C’est comme tout; Avant de savoir si c’est intéressant pour ton entreprise, il faut savoir où on met les pieds. C’est quoi un marché public par rapport à un contrat privé ? Un marché public est il d’ailleurs toujours un contrat avec des règles du type « pot de terre contre pot de fer » ? Commençons par une définition des marchés publics, définir les acteurs et les principes qui sous tendent ces contrats et qui sont autant de garde-fous pour toi.
Définition d’un marché public
C’est un contrat conclu par un ou plusieurs acheteurs soumis au droit de la Commande Publique avec un ou plusieurs opérateurs économiques, [toi], pour répondre à leurs besoins en matière de travaux, services ou fournitures en contrepartie d’un prix ou de tout équivalent.
Un contrat…
Un marché public est donc tout d’abord un acte contractuel qui suppose l’accord de volonté entre 2 parties. L’accord de volonté porte sur le contenu du contrat : le cahier des charges. Le cahier des charges comprend les éléments suivants :
- L’avis de publicité (le vrai terme : Avis d’Appel Public à la Concurrence, tu verras souvent le terme AAPC)

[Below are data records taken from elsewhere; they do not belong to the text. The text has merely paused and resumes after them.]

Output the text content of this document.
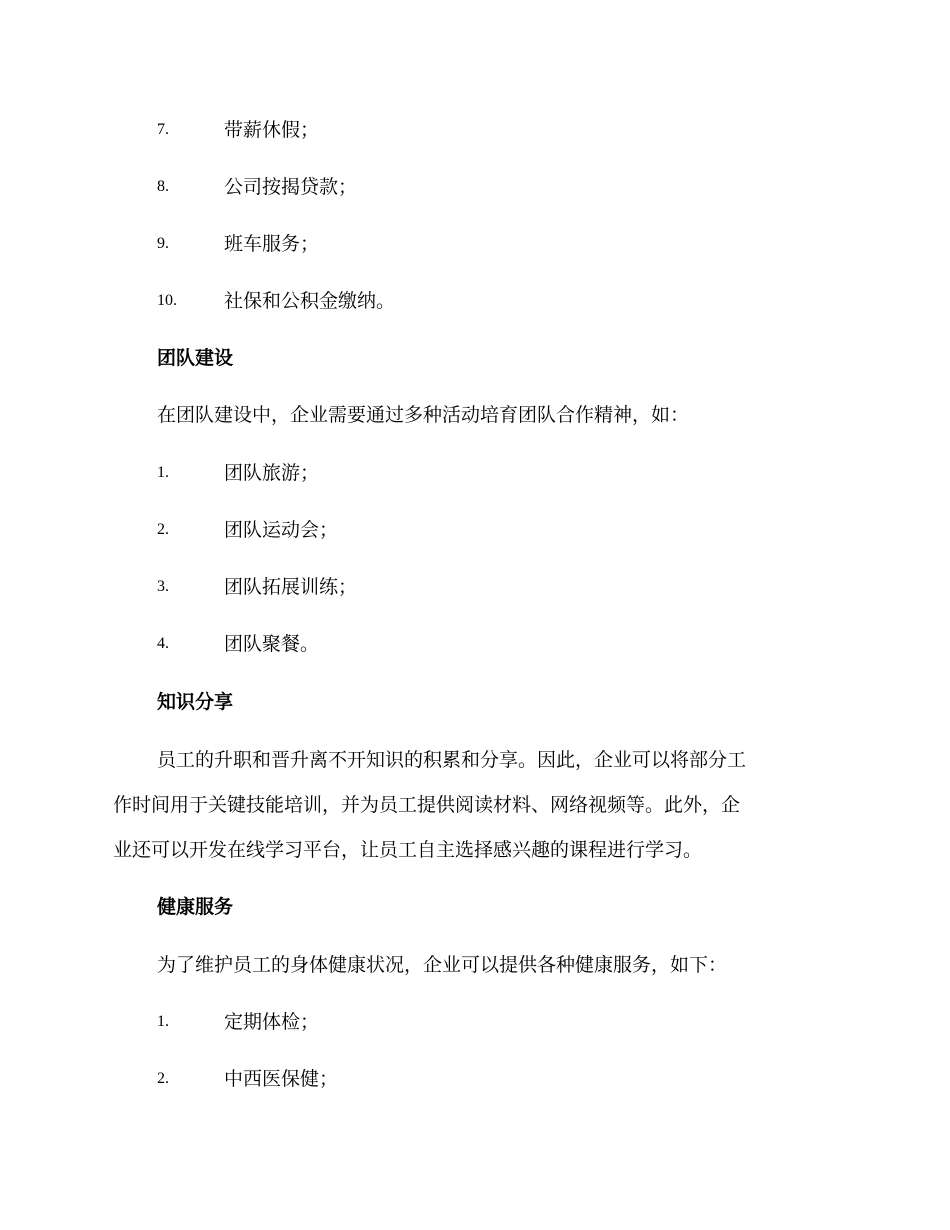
7.	带薪休假；
8.	公司按揭贷款；
9.	班车服务；
10. 社保和公积金缴纳。
团队建设
在团队建设中，企业需要通过多种活动培育团队合作精神，如：
1.	团队旅游；
2.	团队运动会；
3.	团队拓展训练；
4.	团队聚餐。
知识分享
员工的升职和晋升离不开知识的积累和分享。因此，企业可以将部分工
作时间用于关键技能培训，并为员工提供阅读材料、网络视频等。此外，企
业还可以开发在线学习平台，让员工自主选择感兴趣的课程进行学习。
健康服务
为了维护员工的身体健康状况，企业可以提供各种健康服务，如下：
1.	定期体检；
2.	中西医保健；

- Le Règlement de la Consultation (RC). C’est en quelque sorte la règle du jeu pour répondre au marché. A lire en priorité.
- Le Cahier des Clauses Techniques Particulières (CCTP) : LE BESOIN de l’acheteur qui doit correspondre à ton expertise
- La pièce financière à compléter : Décomposition de Prix Général et Forfaitaire (DPGF) pour un marché forfaitaire et Bordereau de prix unitaires (BPU) pour un marché à prix unitaires. Le BPU peut s’accompagner d’un Détail Quantitatif Estimatif (DQE) permettant à l’acheteur public de comparer les offres entre elles.
- Le Cahier des Clauses Administratives Particulières (CCAP) : Tes droits et tes obligations. La règle du jeu, cette fois, lors de l’exécution du marché.
- L’Acte d’Engagement (AE) : l’accord de volonté signé des 2 parties et qui fait références aux autres documents du marché. Ce n’est plus une pièce obligatoire au stade de la remise de l’offre, néanmoins, certains acheteurs le mettent encore. Pas d’inquiétude en tout cas si cette pièce n’est pas dans le DCE. Dans tous les cas, s’il n’a pas été transmis avant, il sera nécessairement transmis à l’attributaire final en fin de procédure.
- Les éventuels documents annexes : plans, rapports permettant de mieux comprendre le besoin dans son contexte, environnement, spécificité etc
… de droit public ou privé…
Pour identifier la nature du marché, il suffit de se reporter à celle de l’acheteur.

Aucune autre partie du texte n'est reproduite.